Nisan 2011’den beri; “Türkiye yanlış yapıyor, bindiği dalı kesiyor, Suriye’nin toprak bütünlüğü ve güvenliği, ülkemizin toprak bütünlüğü ve güvenliğidir” dedik. İktidar bize düşmanlık etti ve “Esadcı” olmakla suçladı.
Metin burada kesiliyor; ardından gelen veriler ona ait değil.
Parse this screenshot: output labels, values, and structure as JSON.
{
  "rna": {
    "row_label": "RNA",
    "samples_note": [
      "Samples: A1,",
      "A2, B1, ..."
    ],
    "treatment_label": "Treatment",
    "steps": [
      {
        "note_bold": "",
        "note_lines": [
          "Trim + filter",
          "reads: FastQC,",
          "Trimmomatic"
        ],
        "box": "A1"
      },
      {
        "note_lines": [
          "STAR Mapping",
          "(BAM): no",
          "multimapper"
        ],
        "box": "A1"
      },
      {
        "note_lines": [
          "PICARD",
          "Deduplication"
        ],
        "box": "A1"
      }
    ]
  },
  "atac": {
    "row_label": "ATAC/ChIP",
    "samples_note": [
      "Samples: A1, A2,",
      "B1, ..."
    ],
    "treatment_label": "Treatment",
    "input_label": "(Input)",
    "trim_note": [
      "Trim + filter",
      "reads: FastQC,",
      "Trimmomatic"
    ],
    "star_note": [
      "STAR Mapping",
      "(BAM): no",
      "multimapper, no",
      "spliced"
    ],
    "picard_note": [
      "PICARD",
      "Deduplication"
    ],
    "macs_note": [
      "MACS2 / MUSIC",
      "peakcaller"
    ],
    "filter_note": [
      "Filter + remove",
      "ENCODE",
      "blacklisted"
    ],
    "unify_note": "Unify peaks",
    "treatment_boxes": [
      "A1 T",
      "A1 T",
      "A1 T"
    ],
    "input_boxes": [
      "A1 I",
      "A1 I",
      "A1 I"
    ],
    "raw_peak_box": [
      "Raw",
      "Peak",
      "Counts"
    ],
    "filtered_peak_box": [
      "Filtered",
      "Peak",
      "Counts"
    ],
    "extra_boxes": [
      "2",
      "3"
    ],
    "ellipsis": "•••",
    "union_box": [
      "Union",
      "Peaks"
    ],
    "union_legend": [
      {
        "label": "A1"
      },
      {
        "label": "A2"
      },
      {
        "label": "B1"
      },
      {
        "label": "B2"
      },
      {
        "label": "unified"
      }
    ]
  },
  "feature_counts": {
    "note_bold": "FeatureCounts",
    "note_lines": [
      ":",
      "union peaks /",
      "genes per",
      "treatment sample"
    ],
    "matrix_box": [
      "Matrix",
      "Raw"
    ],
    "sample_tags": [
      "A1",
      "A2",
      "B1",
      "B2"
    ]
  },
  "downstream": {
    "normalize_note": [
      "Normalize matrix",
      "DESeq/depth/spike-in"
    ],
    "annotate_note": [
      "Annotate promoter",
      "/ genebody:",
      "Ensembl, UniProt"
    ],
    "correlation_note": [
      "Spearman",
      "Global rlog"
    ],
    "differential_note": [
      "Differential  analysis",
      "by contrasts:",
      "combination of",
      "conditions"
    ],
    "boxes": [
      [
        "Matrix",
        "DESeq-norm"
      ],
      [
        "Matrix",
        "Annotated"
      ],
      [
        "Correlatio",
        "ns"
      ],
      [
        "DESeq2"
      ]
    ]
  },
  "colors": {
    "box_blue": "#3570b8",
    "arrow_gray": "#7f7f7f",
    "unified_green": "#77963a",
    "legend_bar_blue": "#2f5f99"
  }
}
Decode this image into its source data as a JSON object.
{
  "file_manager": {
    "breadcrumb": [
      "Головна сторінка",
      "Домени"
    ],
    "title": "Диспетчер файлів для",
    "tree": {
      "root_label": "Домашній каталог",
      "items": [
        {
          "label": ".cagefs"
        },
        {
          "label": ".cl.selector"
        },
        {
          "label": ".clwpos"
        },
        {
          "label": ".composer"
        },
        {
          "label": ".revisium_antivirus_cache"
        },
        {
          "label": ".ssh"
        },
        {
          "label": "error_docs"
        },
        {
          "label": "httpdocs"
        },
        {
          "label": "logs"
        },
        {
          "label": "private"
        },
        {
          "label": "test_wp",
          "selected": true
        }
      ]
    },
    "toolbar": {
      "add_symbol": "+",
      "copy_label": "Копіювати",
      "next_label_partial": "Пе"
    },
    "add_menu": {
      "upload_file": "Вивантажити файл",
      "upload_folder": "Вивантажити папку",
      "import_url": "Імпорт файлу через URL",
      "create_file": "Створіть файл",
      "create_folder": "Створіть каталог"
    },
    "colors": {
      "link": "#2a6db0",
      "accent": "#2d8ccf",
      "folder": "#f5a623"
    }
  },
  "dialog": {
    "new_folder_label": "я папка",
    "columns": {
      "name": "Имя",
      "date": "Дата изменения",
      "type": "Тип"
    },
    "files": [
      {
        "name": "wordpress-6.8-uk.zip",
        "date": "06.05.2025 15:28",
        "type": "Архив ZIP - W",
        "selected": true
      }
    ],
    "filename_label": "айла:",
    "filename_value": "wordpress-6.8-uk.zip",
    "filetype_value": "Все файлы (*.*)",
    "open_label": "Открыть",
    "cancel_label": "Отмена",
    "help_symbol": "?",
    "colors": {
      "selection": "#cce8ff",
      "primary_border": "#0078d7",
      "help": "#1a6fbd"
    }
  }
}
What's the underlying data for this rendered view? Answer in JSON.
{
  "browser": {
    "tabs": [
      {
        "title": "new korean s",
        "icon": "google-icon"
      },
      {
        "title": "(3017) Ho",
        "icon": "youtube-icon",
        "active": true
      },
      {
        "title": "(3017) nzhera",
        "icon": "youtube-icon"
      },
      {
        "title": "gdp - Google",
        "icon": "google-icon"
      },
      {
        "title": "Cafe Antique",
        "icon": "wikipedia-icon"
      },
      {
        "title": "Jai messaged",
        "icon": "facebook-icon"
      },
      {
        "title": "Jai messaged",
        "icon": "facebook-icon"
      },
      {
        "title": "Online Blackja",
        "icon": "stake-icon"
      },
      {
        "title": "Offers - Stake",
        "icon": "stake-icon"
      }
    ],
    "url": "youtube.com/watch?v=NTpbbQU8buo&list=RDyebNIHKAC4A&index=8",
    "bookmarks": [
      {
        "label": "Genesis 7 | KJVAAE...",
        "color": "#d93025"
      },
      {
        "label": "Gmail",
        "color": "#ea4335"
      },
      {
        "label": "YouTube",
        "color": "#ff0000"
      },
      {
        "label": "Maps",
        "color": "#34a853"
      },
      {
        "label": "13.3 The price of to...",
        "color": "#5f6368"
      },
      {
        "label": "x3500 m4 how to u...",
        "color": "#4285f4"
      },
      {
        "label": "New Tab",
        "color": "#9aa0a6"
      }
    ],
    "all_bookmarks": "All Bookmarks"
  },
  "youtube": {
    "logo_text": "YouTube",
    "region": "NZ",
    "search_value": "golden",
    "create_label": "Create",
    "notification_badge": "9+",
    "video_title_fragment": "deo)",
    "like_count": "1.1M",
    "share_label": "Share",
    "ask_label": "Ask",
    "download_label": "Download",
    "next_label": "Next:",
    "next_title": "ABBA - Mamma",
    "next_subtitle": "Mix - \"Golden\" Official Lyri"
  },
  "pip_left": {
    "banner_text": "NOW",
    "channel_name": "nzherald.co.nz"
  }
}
2012’de, bombalar patlarken Suriye’ye gittik ve yerinde gördük Türkiye’nin nasıl yanlışlar yaptığını! Bunların hem insanlık suçu olduğunu hem de uluslararası mahkemelerde yargılanmamıza neden olabileceğini yazdık, konferans salonlarında ve ekranlarda anlattık. İktidar; düşmanlık etmeye devam etti ve bizim bunları halkımıza anlatmamızı engellemeye çalışıp, “ana akım medyada” ekranlara çıkmamızın önünü kesti.
Türkiye’nin; bölge ülkelerinin başkentleri olan Şam, Bağdat, Tahran ve Moskova ile işbirliği yapması gerektiğini, emperyalizmin taşeronluğuna soyunarak Suriye’deki vekalet savaşına destek vermesinin yaşamsal derecede büyük hata olduğunu zamanında söyledik ve yazdık. Yine düşmanlık gördük.
Bugün görüyoruz ki; İktidar yaptığı fahiş hataların bir bölümünden dönüyor, Rusya, İran ve Suriye ile Suriye’nin geleceği ve akan kanın durdurulması konusunda işbirliği yapma emareleri veriyor. Evet, biz haklı çıktık! Ama ülkemiz de yangın yerine döndü!
Bugün İktidar, özellikle 15 Temmuz Darbe Girişiminden sonra, daha başka ölümcül hatalar yapmaya devam ediyor. Biz, Darbe Girişimini yapan FETÖ ile mücadelesinde İktidarın arkasında oluruz ama; bu darbe girişimi bahane gösterilerek yapılan yanlışların yanında asla olmayız.